After joining the yearbook staff my freshman year, I decided that journalism wasn’t for me. Don’t get me wrong, I loved writing. In fact, I dreamt of being a world-famous novelist. Journalism, however, was a completely different realm of writing– one, I thought, would never satisfy me.
Look where we are now.
Two years after my time on the yearbook staff, I sat in the guidance office with my mom at Robinson High School as a transfer student, trying to decide what elective I would take.
“How about yearbook again?” my mother asked.
I shook my head.
“There’s also a newspaper staff,” the guidance counselor said. “And it would actually fit perfectly into your schedule.”
I guess you could call it fate that my schedule so easily welcomed me to an unfound passion of mine, I’m not sure. But it certainly wasn’t luck.
I suppose my mother just knew best, as she usually did. And for that, I owe her a thank you. That decision changed my life.
Journalism became my “thing”, and every day began to just be another published story.
It certainly hasn’t been an easy ride though, and it certainly wasn’t perfect. But if it had been, I wouldn’t have grown at all. Any failure that I or the staff experienced was humbling, and I learned to remind myself that I knew who we were as a staff and I knew what we were capable of. And reaching that potential was our goal all year.

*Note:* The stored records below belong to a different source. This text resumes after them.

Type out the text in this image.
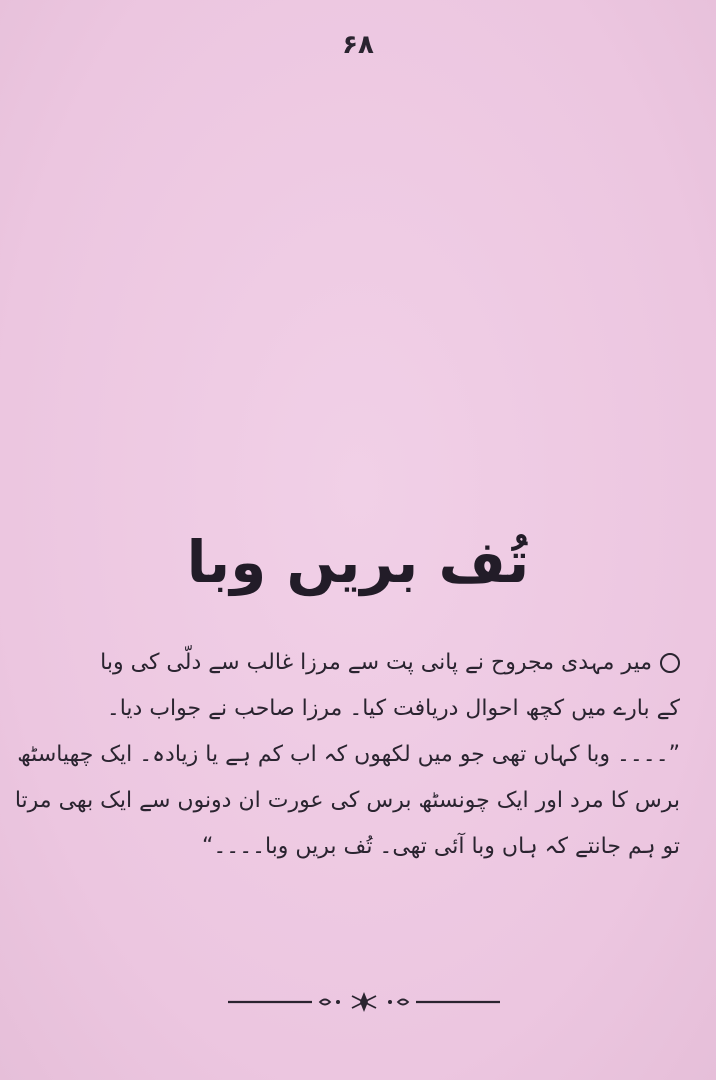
۶۸
تُف بریں وبا
میر مہدی مجروح نے پانی پت سے مرزا غالب سے دلّی کی وبا
کے بارے میں کچھ احوال دریافت کیا۔ مرزا صاحب نے جواب دیا۔
”۔۔۔۔ وبا کہاں تھی جو میں لکھوں کہ اب کم ہے یا زیادہ۔ ایک چھیاسٹھ
برس کا مرد اور ایک چونسٹھ برس کی عورت ان دونوں سے ایک بھی مرتا
تو ہم جانتے کہ ہاں وبا آئی تھی۔ تُف بریں وبا۔۔۔۔“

I like to think we did pretty well.
And nobody did so alone.
As a student-athlete and journalist, I could draw a lot of parallels between my team and staff. In the last 50 seconds of my high school basketball career, the loss was inevitable. But I told myself and my teammates otherwise.
With the blow of the referee’s whistle, my co-captain, senior and best friend got called for her fifth and final foul. I watched number 24 in white walk off of the court for the last time, leaving me to finish the game.

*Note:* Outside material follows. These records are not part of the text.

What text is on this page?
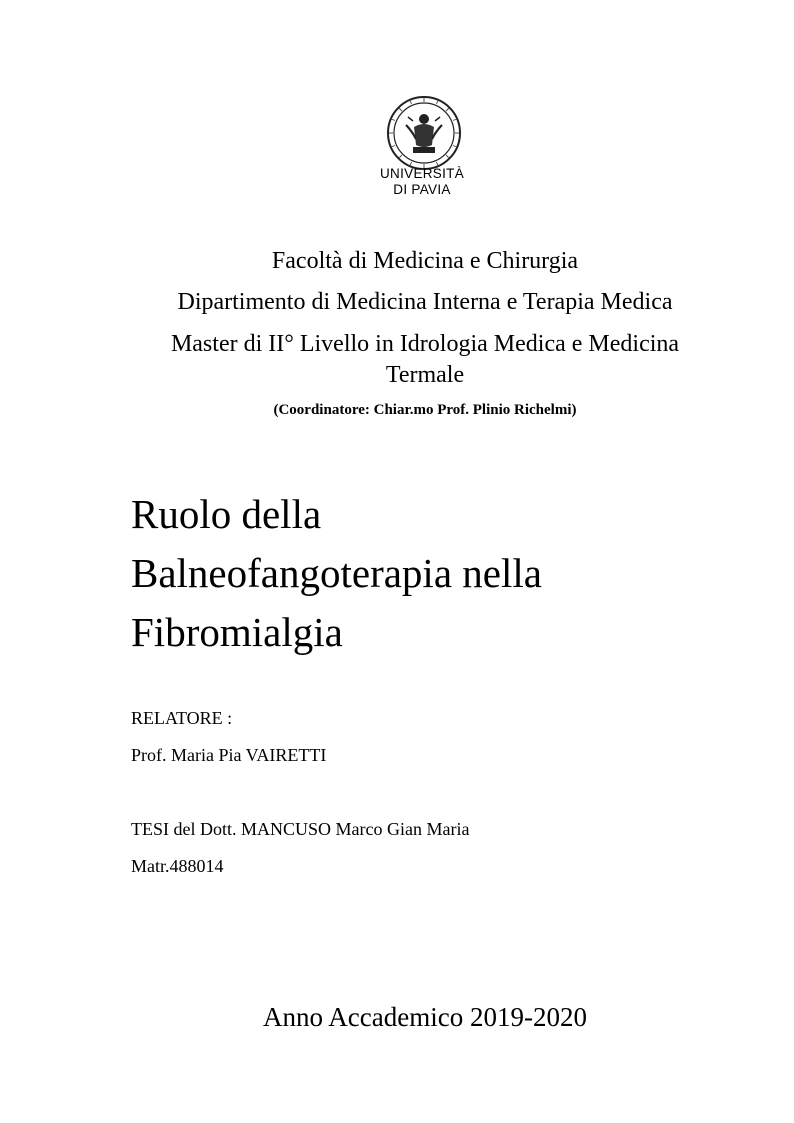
UNIVERSITÀ
DI PAVIA
Facoltà di Medicina e Chirurgia
Dipartimento di Medicina Interna e Terapia Medica
Master di II° Livello in Idrologia Medica e Medicina
Termale
(Coordinatore: Chiar.mo Prof. Plinio Richelmi)
Ruolo della
Balneofangoterapia nella
Fibromialgia
RELATORE :
Prof. Maria Pia VAIRETTI
TESI del Dott. MANCUSO Marco Gian Maria
Matr.488014
Anno Accademico 2019-2020
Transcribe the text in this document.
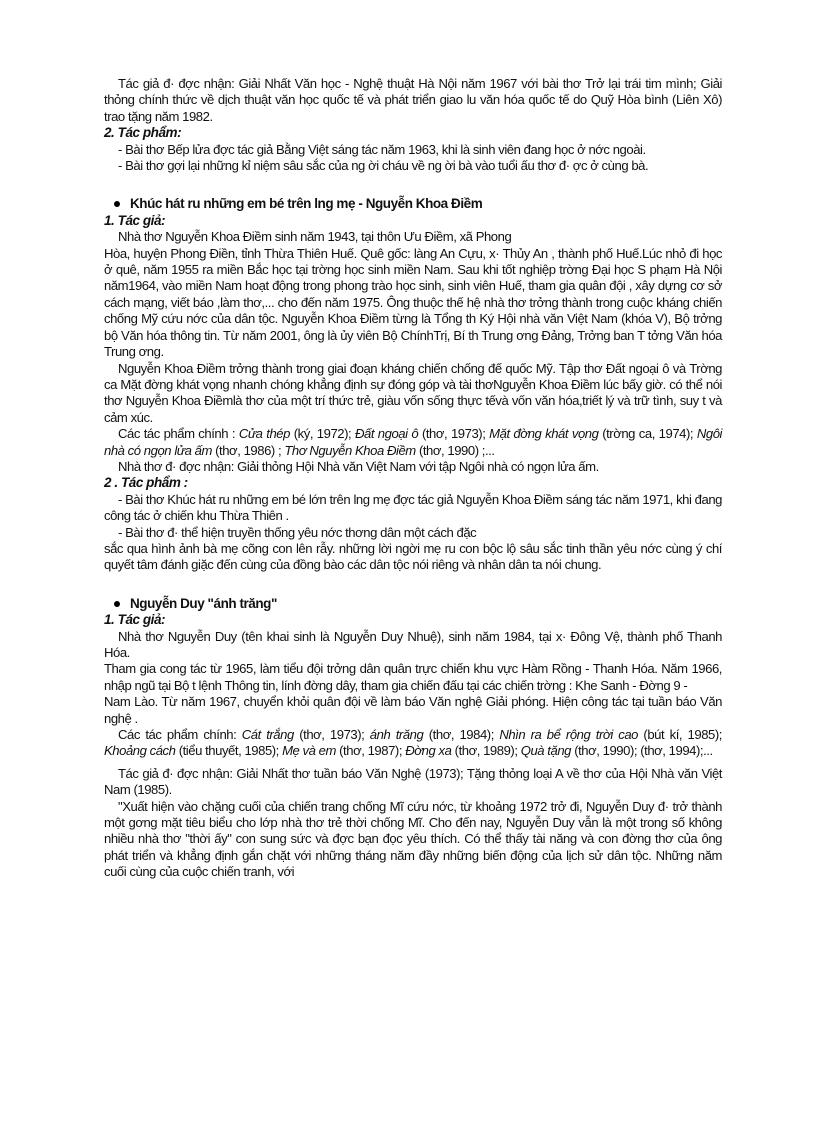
Tác giả đ· đợc nhận: Giải Nhất Văn học - Nghệ thuật Hà Nội năm 1967 với bài thơ Trở lại trái tim mình; Giải thỏng chính thức về dịch thuật văn học quốc tế và phát triển giao lu văn hóa quốc tế do Quỹ Hòa bình (Liên Xô) trao tặng năm 1982.

2. Tác phẩm:

- Bài thơ Bếp lửa đợc tác giả Bằng Việt sáng tác năm 1963, khi là sinh viên đang học ở nớc ngoài.

- Bài thơ gợi lại những kỉ niệm sâu sắc của ng ời cháu về ng ời bà vào tuổi ấu thơ đ· ợc ở cùng bà.

Khúc hát ru những em bé trên lng mẹ - Nguyễn Khoa Điềm

1. Tác giả:

Nhà thơ Nguyễn Khoa Điềm sinh năm 1943, tại thôn Ưu Điềm, xã Phong

Hòa, huyện Phong Điền, tỉnh Thừa Thiên Huế. Quê gốc: làng An Cựu, x· Thủy An , thành phố Huế.Lúc nhỏ đi học ở quê, năm 1955 ra miền Bắc học tại trờng học sinh miền Nam. Sau khi tốt nghiệp trờng Đại học S phạm Hà Nội năm1964, vào miền Nam hoạt động trong phong trào học sinh, sinh viên Huế, tham gia quân đội , xây dựng cơ sở cách mạng, viết báo ,làm thơ,... cho đến năm 1975. Ông thuộc thế hệ nhà thơ trởng thành trong cuộc kháng chiến chống Mỹ cứu nớc của dân tộc. Nguyễn Khoa Điềm từng là Tổng th Ký Hội nhà văn Việt Nam (khóa V), Bộ trởng bộ Văn hóa thông tin. Từ năm 2001, ông là ủy viên Bộ ChínhTrị, Bí th Trung ơng Đảng, Trởng ban T tởng Văn hóa Trung ơng.

Nguyễn Khoa Điềm trởng thành trong giai đoạn kháng chiến chống đế quốc Mỹ. Tập thơ Đất ngoại ô và Trờng ca Mặt đờng khát vọng nhanh chóng khẳng định sự đóng góp và tài thơNguyễn Khoa Điềm lúc bấy giờ. có thể nói thơ Nguyễn Khoa Điềmlà thơ của một trí thức trẻ, giàu vốn sống thực tếvà vốn văn hóa,triết lý và trữ tình, suy t và cảm xúc.

Các tác phẩm chính : Cửa thép (ký, 1972); Đất ngoại ô (thơ, 1973); Mặt đờng khát vọng (trờng ca, 1974); Ngôi nhà có ngọn lửa ấm (thơ, 1986) ; Thơ Nguyễn Khoa Điềm (thơ, 1990) ;...

Nhà thơ đ· đợc nhận: Giải thỏng Hội Nhà văn Việt Nam với tập Ngôi nhà có ngọn lửa ấm.

2 . Tác phẩm :

- Bài thơ Khúc hát ru những em bé lớn trên lng mẹ đợc tác giả Nguyễn Khoa Điềm sáng tác năm 1971, khi đang công tác ở chiến khu Thừa Thiên .

- Bài thơ đ· thể hiện truyền thống yêu nớc thơng dân một cách đặc

sắc qua hình ảnh bà mẹ cõng con lên rẫy. những lời ngời mẹ ru con bộc lộ sâu sắc tinh thần yêu nớc cùng ý chí quyết tâm đánh giặc đến cùng của đồng bào các dân tộc nói riêng và nhân dân ta nói chung.

Nguyễn Duy "ánh trăng"

1. Tác giả:

Nhà thơ Nguyễn Duy (tên khai sinh là Nguyễn Duy Nhuệ), sinh năm 1984, tại x· Đông Vệ, thành phố Thanh Hóa.

Tham gia cong tác từ 1965, làm tiểu đội trởng dân quân trực chiến khu vực Hàm Rồng - Thanh Hóa. Năm 1966, nhập ngũ tại Bộ t lệnh Thông tin, lính đờng dây, tham gia chiến đấu tại các chiến trờng : Khe Sanh - Đờng 9 -

Nam Lào. Từ năm 1967, chuyển khỏi quân đội về làm báo Văn nghệ Giải phóng. Hiện công tác tại tuần báo Văn nghệ .

Các tác phẩm chính: Cát trắng (thơ, 1973); ánh trăng (thơ, 1984); Nhìn ra bể rộng trời cao (bút kí, 1985); Khoảng cách (tiểu thuyết, 1985); Mẹ và em (thơ, 1987); Đờng xa (thơ, 1989); Quà tặng (thơ, 1990); (thơ, 1994);...

Tác giả đ· đợc nhận: Giải Nhất thơ tuần báo Văn Nghệ (1973); Tặng thỏng loại A về thơ của Hội Nhà văn Việt Nam (1985).

"Xuất hiện vào chặng cuối của chiến trang chống Mĩ cứu nớc, từ khoảng 1972 trở đi, Nguyễn Duy đ· trở thành một gơng mặt tiêu biểu cho lớp nhà thơ trẻ thời chống Mĩ. Cho đến nay, Nguyễn Duy vẫn là một trong số không nhiều nhà thơ "thời ấy" con sung sức và đợc bạn đọc yêu thích. Có thể thấy tài năng và con đờng thơ của ông phát triển và khẳng định gắn chặt với những tháng năm đầy những biến động của lịch sử dân tộc. Những năm cuối cùng của cuộc chiến tranh, với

With the clock winding down, I released the ball for what I knew was my last shot. And I watched the ball fall through the hoop.
My teammates on the bench behind me cheered. We all knew it was the end.

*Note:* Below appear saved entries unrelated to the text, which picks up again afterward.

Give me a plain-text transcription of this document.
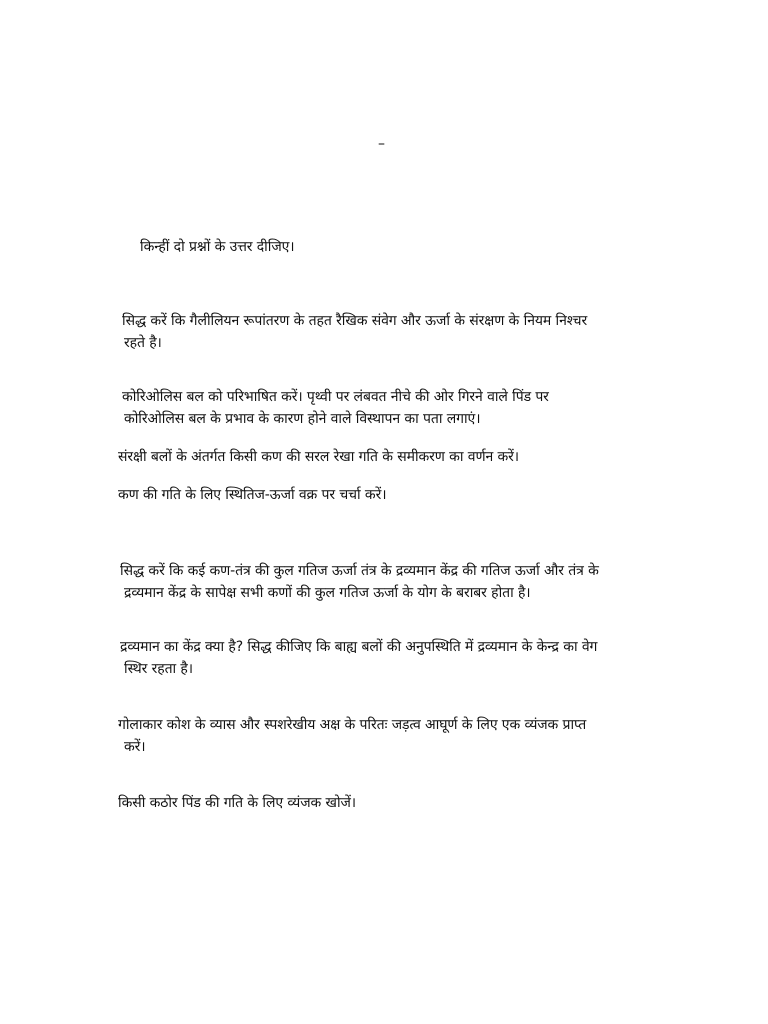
–
किन्हीं दो प्रश्नों के उत्तर दीजिए।
सिद्ध करें कि गैलीलियन रूपांतरण के तहत रैखिक संवेग और ऊर्जा के संरक्षण के नियम निश्चर
रहते है।
कोरिओलिस बल को परिभाषित करें। पृथ्वी पर लंबवत नीचे की ओर गिरने वाले पिंड पर
कोरिओलिस बल के प्रभाव के कारण होने वाले विस्थापन का पता लगाएं।
संरक्षी बलों के अंतर्गत किसी कण की सरल रेखा गति के समीकरण का वर्णन करें।
कण की गति के लिए स्थितिज-ऊर्जा वक्र पर चर्चा करें।
सिद्ध करें कि कई कण-तंत्र की कुल गतिज ऊर्जा तंत्र के द्रव्यमान केंद्र की गतिज ऊर्जा और तंत्र के
द्रव्यमान केंद्र के सापेक्ष सभी कणों की कुल गतिज ऊर्जा के योग के बराबर होता है।
द्रव्यमान का केंद्र क्या है? सिद्ध कीजिए कि बाह्य बलों की अनुपस्थिति में द्रव्यमान के केन्द्र का वेग
स्थिर रहता है।
गोलाकार कोश के व्यास और स्पशरेखीय अक्ष के परितः जड़त्व आघूर्ण के लिए एक व्यंजक प्राप्त
करें।
किसी कठोर पिंड की गति के लिए व्यंजक खोजें।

So, here I am, taking one more “last shot,” publishing just another story.
These are the final seconds of my game. And I, again, have the people behind me– Ms. Joanie Oben and the staff, to thank for any points I may have made.
Even though I’m nowhere near the journalist, leader or person I hope to become, I learned so much from the staff this year and everything we experienced together.
Ms. Oben, thank you for all the behind-the-scenes work you do– it’s what keeps us going. And your support and guidance is what keeps me going. You have made my time here worthwhile.
The two of us and Lillian experienced a lot of ups and downs, in the (almost too many) hours we spent together. Thank you, Lillian, for your dedication, passion and loyalty. You’ve made me a better journalist in so many ways (even though I will never use the keyboard shortcuts on indesign, sorry).
And to my family and friends, thank you for your understanding and love through it all. And thank you, Daddy, for being the words of wisdom in my ears for all things journalism. The lessons I’ve learned from you will stick with me forever.
And the administrators, teachers and coaches at Robinson– I know we often bombarded you for interviews and information, but you continued to welcome us and our work. Our success is nothing without you. And to anybody who ever took the time to read any of my stories, you make it all worth it.
Thank you to the journalism staff and all the underclassmen we’re leaving behind; you’re about to take this program to new heights. And I’m excited to hear all about it. I love you guys!
And finally, Robinson High School, thank you for giving me room 112. And thank you for giving us so many fun stories to write.
Now it’s my turn to walk off the court.